The Tao is like a well:
used but never used up.
It is like the eternal void:
filled with infinite possibilities.
It is hidden but always present.
I don't know who gave birth to it.
It is older than God.
What Is It All About
The Tao, the way. That elusive 'thing' that guides us, enchants us, inspires us, moves us, motivates us. It is infinitely replenished; eternal and timeless; hidden in plain sight; ever-present.
For thousands of years man has tried to access it, articulate it, describe it, pass it on - but it defies language, words and form.
It is something we have to come to know, to live, to feel through our own experience and not through our intellect or study.

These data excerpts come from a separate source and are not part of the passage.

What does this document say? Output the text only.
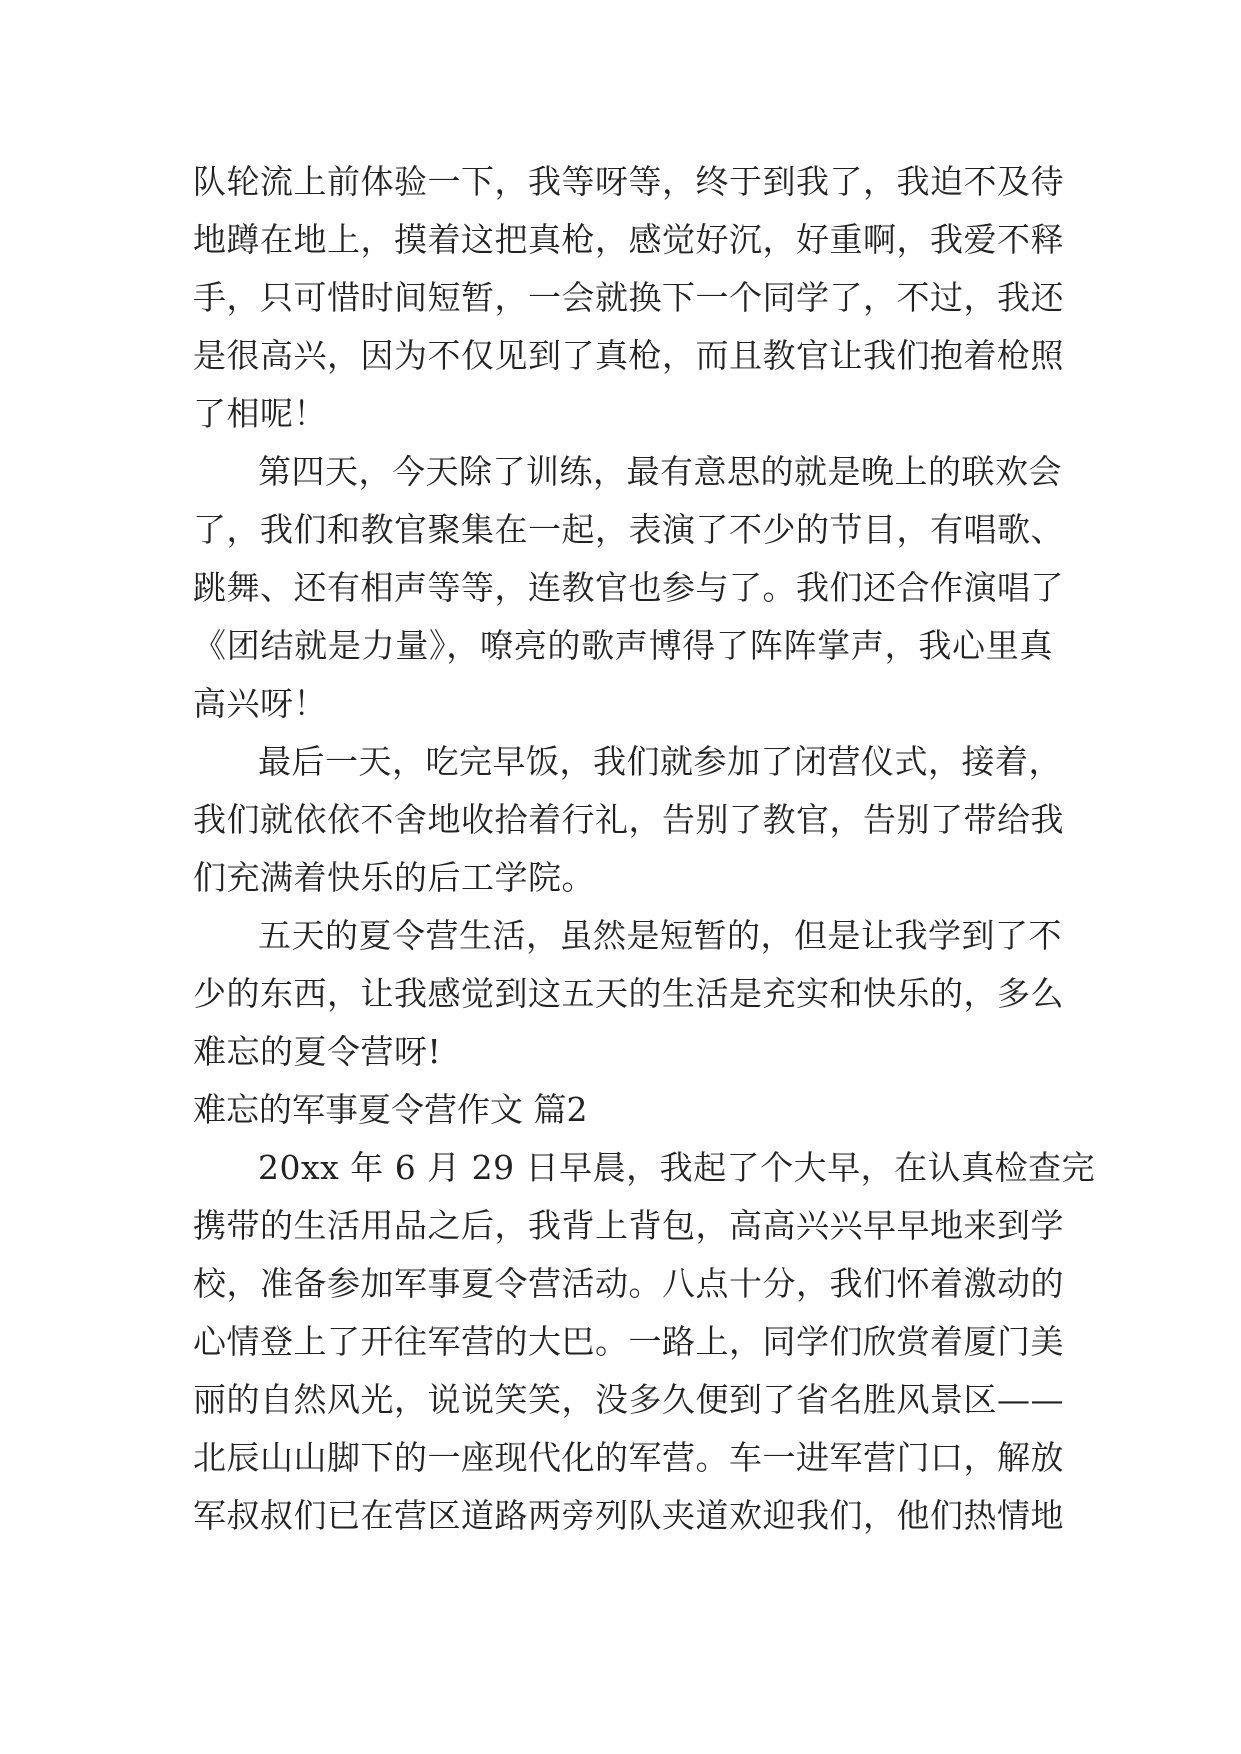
队轮流上前体验一下，我等呀等，终于到我了，我迫不及待
地蹲在地上，摸着这把真枪，感觉好沉，好重啊，我爱不释
手，只可惜时间短暂，一会就换下一个同学了，不过，我还
是很高兴，因为不仅见到了真枪，而且教官让我们抱着枪照
了相呢！
第四天，今天除了训练，最有意思的就是晚上的联欢会
了，我们和教官聚集在一起，表演了不少的节目，有唱歌、
跳舞、还有相声等等，连教官也参与了。我们还合作演唱了
《团结就是力量》，嘹亮的歌声博得了阵阵掌声，我心里真
高兴呀！
最后一天，吃完早饭，我们就参加了闭营仪式，接着，
我们就依依不舍地收拾着行礼，告别了教官，告别了带给我
们充满着快乐的后工学院。
五天的夏令营生活，虽然是短暂的，但是让我学到了不
少的东西，让我感觉到这五天的生活是充实和快乐的，多么
难忘的夏令营呀!
难忘的军事夏令营作文 篇2
20xx 年 6 月 29 日早晨，我起了个大早，在认真检查完
携带的生活用品之后，我背上背包，高高兴兴早早地来到学
校，准备参加军事夏令营活动。八点十分，我们怀着激动的
心情登上了开往军营的大巴。一路上，同学们欣赏着厦门美
丽的自然风光，说说笑笑，没多久便到了省名胜风景区——
北辰山山脚下的一座现代化的军营。车一进军营门口，解放
军叔叔们已在营区道路两旁列队夹道欢迎我们，他们热情地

I believe deep down we all know this elusive Tao is there; our greatest obstacle to truly feeling it is our minds and our thoughts. The mind wants to rationally and logically know the Tao but it never can, essentially because the mind that does the thinking is a part of the consciousness that the Tao is.
If the Tao was the clear blue sky and everything the mind can conjure up are clouds in that sky, then both the clouds and the sky are still a part of it all, they aren't separate. Analysing the clouds doesn't help you to know the sky any better, you just gather lots of rather useless knowledge about clouds. Are grey clouds better than white clouds? Is rain better than snow? Accepting though that skies have clouds, often many different kinds of clouds, is a much healthier way to look at things. That's reality. Then everything is part of the Tao. We don't need to look so hard to try and find something when it's already there.
I don't know who gave birth to it.
If we continue with the sky metaphor. Who created the sky? At what point does the sky become outer space? At what point in the awesome, incredible, vastness of the Universe do we come to the beginning of time, the Big Bang? What came before that?
These thoughts are as old as mankind. We can never find the definite answer, and would it really help us in our daily lives if we did? How would understanding that help us right now in this very moment? Even The Tao states it doesn't know, perhaps therefore it actually doesn't matter.
It is older than God.
This last line of verse 4 suggests to me that the God that is being referred to here is the label that the human mind uses to try and grasp some understanding of the Universe and creation. This harps back to verse 1 of the Tao and 'naming is the origin of all particular things'. Before humans came along and tried to label everything, and attempt to put a name to the mysterious, existential feelings that we each felt - there just was. Life, the Universe just was. It existed regardless of any labels, tags or names.
By putting a name on creation we instantly reduced it's magnitude and magnificence down to
something that could be understood and rationalised. We have worked hard for the last few thousand years to distort that concept called God and to use it as an excuse to separate and segregate ourselves, and subject our fellow humans to some of the greatest horrors ever imaginable.
It is older than God. This tells us that before we added names to things, the Tao, the Way existed. It always has and always will.
How To Practically Apply Verse 4 To Ordinary Life
I believe that verse 4 is teaching us once again to not dwell too much on concepts, thoughts, labels and names. It is even suggesting that we don't need to know the answer to the secrets of the Universe in order to live by The Tao.
Instead what we need to do is be more present here and now. This moment is all that matters. In the present moment we can access all those infinite possibilities, we can sense the timelessness, experience the eternal energy that The Tao is.
We have to learn to let go of the mind's constant need to understand and control things and relax into the moment, trusting that 13.8 billion years has brought us to this very moment. The Universe seems to work just fine without our intervention. Our hearts are beating. Blood runs through our veins. We are breathed.
It's time to trust The Tao, it's always been there, all of our lives and it always will be. Surrendering to it is like stepping into a clear, warm stream and laying down and allowing that stream to carry us wherever it takes us, no destination in mind.